From the legislature's perspective, Paxton said, he and his colleagues are closest to the state's citizens.

”The people are not represented on that board,” Paxton said of the JNC.
Senate Democrats have pushed back on Republicans’ claims the JNC needs reform.
Sens. Cari Hicks wasn’t sold on the way Congress does things being more transparent — or representative of the public — than Oklahoma’s half-century-old process. She questioned Guthrie about it during his committee presentation.
“Do you feel like this has the propensity to heighten the politicization of our executives or of our judicial branch?” she said.
Guthrie said having the Senate confirm whomever the governor recommends voids that concern.
”With Senate confirmation, it will have confirmation across all 77 counties of our state representation from all the Senate members that will have a part of that process,” he said. “But as far as the GNC, we don't know what happens behind closed doors. It is not a transparent process.”
Senate Minority Leader Julia Kirt said an independent judiciary is of utmost importance to the state, and switching to a mock-up of federal politics is not the way to maintain one.
”The most important thing is an independent judiciary,” Kirt said. “My big worry is that you turn it into a circus, a political circus, instead of focusing on qualification and preparation.”
Kirt said she feels like the justices serving in Oklahoma have been balanced and fair — mostly — and that making the process a spectacle contradicts the goal of an apolitical judicial branch.
The SJR passed the Senate Rules Committee Wednesday with a 16-3 vote.

The House’s Alternative
In the House, Rep.

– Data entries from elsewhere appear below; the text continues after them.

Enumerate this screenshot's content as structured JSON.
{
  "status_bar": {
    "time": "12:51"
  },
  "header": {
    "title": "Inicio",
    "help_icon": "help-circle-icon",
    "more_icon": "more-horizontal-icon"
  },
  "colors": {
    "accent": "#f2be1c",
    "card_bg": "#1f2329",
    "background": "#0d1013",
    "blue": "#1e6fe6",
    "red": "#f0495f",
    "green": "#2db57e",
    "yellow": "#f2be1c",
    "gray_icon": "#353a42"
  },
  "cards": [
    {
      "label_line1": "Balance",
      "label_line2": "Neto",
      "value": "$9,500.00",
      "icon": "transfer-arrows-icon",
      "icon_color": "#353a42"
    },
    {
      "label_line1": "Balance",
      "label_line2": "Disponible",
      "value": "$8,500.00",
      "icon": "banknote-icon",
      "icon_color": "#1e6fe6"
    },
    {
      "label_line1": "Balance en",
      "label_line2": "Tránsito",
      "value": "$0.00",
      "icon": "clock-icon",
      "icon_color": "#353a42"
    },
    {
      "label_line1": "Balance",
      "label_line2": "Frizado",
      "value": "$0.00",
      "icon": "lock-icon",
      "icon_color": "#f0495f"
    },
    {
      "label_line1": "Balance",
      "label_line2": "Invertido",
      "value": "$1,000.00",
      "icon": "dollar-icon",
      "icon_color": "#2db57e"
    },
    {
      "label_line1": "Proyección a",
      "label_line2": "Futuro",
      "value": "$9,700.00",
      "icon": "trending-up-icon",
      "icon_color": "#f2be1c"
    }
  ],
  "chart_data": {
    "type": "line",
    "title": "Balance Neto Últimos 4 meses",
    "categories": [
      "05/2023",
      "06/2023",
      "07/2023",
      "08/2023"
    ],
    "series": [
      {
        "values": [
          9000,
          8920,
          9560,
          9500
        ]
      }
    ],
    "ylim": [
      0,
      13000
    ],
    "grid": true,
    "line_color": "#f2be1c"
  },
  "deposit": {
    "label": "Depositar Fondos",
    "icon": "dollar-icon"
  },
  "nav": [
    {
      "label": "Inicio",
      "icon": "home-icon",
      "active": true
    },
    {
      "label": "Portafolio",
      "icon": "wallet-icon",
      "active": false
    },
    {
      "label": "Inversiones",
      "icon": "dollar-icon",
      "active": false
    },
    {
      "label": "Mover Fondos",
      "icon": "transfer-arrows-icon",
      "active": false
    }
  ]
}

Moore is running his chamber’s alternative to a Senate attempt at replacing the judicial selection process, House Joint Resolution 1024.
”HJR 1024 is a significantly long work in progress, “ Moore said. “What this does in a nutshell, it updates to remove political party affiliation restrictions.”
It also allows members of the JNC to serve up to 12 years consecutively. That means gubernatorial appointees could weigh in on state supreme and appellate court justice selections for longer than a governor can stay in office, entrenching long-lasting executive influence into the judiciary.
House Speaker Kyle Hilbert, R-Bristow, said in his weekly press conference that this year’s resolution is a second attempt to reform the justice selection in Oklahoma. Last year, he said, the House denied what the Senate is trying to accomplish this session again.
”Last year in our chamber, SJR 34 failed on the House floor, which would have repealed the Judicial nominating commission,” Hilbert said. “We've had long conversations over the interim, so when we rejected SJR 34, that was not an endorsement of keeping things as is.”
It was, he said, a moment to return to the drawing board and craft what he called a “better system.”
In addition to longer terms for JNC members and no party balance requirements among members, HJR 1024 removes language requiring board members not to be attorneys and the disclosure of political affiliations.
Hilbert called the reforms “common sense” changes to the state’s justice system. The resolution passed The House Rules Committee on Wednesday with a 9-1 vote.
Rep. Andy Fugate was the sole no vote in the committee.
If they manage to survive the scrutiny of the opposing chambers and be signed by the governor, both measures would end up before a vote of the people during a general election.